1024 work items running on hardware with a hardware thread size of 32 means 32 hardware threads are required to support that workgroup.
In the limit: if a single ray follows a very long path e.g. traversing more nodes of the BVH than all the other rays in the workgroup, then that ray "drags along" 31 others, assuming there's 1 ray per work item. So, the entire hardware thread runs at the speed of the slowest ray. The 31 other
hardware threads can run other code (e.g. hit shader), provided that there's an uber shader wrapping traversal and hit/miss.
In reality, of course, there'll be averaging. Some hardware threads might have a very narrow range of ALU execution cycles for BVH traversal, e.g. highly coherent rays or rays that travel a short distance or rays that terminate upon their first bounce. Other hardware threads will see a large range of ALU execution cycles for BVH traversal, meaning that those hardware threads will see many ALU cycles wasted to "finish off" the last one or two rays.
It appears AMD took the decision to use uber ray-trace shaders to combine traversal with miss/hit shaders, and then combined rays into workgroups that are larger than the hardware thread size.
Yes, smaller hardware threads are always better in terms of ALU utilisation. Intel with 16 work item hardware threads should be rewarded with less wastage. The trade-off is that there'll be more hardware:
- scheduling for each SIMD
- register file mechanics (banking, porting control)
- data paths (to and from the rest of the GPU
Moving (possibly a lot of..) compute state around to extract coherency can be very expensive. It doesn't automatically give you a win and it can only help with execution divergence, not data divergence.

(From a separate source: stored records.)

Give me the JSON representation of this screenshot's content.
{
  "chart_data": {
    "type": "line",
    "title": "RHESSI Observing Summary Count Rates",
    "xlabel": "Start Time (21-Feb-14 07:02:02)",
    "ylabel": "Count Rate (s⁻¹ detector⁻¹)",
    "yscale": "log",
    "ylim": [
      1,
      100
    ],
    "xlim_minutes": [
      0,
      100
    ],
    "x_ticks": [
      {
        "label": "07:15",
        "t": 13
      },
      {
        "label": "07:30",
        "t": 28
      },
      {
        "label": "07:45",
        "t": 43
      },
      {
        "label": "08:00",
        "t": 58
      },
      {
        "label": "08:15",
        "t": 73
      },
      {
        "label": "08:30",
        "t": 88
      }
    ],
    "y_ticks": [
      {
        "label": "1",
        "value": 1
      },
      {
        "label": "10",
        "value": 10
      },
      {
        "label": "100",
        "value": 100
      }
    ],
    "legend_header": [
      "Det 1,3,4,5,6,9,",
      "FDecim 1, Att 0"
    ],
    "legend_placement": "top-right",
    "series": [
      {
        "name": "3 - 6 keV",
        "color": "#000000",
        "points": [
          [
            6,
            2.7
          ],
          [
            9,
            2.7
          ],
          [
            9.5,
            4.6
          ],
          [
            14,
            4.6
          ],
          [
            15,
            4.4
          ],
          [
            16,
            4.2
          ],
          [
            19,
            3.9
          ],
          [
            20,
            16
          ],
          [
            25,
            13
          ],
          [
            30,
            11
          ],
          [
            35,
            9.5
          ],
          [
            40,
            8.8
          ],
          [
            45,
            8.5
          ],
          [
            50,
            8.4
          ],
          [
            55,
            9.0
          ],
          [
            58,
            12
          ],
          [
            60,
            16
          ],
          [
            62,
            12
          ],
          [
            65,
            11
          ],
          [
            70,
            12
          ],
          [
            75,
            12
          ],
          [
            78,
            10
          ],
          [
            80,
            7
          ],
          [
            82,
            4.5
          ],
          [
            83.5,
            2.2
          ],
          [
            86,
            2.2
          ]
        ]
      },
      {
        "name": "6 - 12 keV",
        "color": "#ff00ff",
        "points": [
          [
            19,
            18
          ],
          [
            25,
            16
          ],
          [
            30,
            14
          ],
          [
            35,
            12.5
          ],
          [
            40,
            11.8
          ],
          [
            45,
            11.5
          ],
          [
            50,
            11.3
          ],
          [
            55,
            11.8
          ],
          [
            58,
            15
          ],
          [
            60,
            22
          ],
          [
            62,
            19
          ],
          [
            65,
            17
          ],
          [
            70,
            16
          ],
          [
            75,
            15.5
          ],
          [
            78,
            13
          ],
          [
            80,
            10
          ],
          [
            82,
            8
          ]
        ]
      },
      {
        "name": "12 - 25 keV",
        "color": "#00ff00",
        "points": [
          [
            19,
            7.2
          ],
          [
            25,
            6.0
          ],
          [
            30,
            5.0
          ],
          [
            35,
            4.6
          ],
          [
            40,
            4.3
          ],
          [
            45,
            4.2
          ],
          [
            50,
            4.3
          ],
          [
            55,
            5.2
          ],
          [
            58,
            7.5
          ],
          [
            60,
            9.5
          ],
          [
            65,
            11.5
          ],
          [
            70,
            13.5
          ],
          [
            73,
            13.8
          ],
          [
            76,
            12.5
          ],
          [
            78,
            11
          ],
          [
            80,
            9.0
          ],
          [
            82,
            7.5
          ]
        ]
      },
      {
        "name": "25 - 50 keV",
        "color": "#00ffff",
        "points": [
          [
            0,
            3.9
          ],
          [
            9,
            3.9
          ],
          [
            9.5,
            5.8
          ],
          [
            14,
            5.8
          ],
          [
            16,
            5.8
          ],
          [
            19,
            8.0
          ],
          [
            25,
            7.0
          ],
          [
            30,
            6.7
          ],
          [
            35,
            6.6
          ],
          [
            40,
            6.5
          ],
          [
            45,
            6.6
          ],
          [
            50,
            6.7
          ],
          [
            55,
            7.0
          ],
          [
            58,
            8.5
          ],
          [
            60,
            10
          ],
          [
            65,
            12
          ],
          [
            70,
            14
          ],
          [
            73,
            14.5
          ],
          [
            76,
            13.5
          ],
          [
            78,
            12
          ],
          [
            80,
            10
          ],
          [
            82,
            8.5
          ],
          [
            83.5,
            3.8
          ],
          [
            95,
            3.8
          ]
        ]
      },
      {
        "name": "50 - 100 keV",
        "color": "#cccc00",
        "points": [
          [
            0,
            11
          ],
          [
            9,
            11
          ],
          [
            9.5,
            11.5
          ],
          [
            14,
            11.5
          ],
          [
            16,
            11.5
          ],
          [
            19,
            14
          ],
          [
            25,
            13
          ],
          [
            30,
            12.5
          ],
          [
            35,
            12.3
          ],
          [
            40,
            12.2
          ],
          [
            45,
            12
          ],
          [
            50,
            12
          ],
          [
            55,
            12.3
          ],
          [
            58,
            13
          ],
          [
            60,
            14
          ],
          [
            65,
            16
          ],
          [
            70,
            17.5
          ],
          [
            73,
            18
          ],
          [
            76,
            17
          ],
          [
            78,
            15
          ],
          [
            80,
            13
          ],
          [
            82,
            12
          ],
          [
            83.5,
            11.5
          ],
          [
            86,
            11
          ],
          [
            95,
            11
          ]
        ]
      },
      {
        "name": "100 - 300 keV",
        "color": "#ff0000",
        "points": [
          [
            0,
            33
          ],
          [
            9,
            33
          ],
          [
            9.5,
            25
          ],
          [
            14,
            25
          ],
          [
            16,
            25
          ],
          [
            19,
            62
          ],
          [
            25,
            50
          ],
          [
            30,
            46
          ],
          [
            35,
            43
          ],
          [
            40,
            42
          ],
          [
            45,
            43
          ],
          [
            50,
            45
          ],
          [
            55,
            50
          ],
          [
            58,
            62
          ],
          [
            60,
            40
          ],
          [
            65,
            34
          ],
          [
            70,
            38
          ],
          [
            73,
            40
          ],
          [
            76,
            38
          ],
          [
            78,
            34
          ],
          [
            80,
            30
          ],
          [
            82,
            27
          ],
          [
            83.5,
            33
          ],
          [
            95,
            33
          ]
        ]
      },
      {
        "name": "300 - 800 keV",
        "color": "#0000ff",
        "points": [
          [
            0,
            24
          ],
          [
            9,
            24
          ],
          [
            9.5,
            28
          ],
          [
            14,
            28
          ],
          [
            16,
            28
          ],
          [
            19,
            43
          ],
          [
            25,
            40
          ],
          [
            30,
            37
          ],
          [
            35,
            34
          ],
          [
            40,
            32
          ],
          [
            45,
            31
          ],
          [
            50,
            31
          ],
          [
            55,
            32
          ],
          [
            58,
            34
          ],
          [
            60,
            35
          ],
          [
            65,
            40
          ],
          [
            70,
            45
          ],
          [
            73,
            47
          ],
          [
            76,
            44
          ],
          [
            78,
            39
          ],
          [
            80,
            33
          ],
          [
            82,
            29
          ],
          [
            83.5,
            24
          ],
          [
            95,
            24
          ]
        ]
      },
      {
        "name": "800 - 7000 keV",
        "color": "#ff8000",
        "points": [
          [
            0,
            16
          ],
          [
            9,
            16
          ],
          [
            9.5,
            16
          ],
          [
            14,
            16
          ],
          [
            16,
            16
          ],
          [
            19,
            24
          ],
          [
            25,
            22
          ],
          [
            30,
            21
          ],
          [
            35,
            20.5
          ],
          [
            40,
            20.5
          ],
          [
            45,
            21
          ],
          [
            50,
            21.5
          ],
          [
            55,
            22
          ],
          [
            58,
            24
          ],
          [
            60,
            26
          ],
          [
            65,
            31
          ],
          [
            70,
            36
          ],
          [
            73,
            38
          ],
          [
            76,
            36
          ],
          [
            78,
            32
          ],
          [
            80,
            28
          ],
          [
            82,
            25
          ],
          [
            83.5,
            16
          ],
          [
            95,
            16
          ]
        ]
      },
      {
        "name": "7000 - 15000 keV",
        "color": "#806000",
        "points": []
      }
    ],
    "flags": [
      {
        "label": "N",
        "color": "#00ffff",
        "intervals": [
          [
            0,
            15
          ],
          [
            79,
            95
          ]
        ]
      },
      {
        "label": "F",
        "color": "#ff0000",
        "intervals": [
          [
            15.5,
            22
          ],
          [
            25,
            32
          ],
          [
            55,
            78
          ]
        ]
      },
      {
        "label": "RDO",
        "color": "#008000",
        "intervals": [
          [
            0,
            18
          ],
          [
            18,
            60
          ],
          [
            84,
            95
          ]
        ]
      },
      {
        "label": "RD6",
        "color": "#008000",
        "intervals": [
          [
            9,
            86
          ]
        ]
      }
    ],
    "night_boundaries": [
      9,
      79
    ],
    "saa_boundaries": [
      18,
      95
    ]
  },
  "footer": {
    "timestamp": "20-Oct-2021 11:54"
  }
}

Cache is for data divergence.
Execution divergence can be mitigated by keeping work on the same SIMD, but moving it to a different hardware thread. If you do that right, then pretty much all the work is in the register file and operand collector.
But yes, I'm not going to pretend that this is easy. Nested control flow wrecks performance pretty much regardless (though BVH traversal is a kind of uniform nested loop). I'm still sceptical about it in the end.
Intel looks like it's mitigating the problem with a hardware thread size of 16.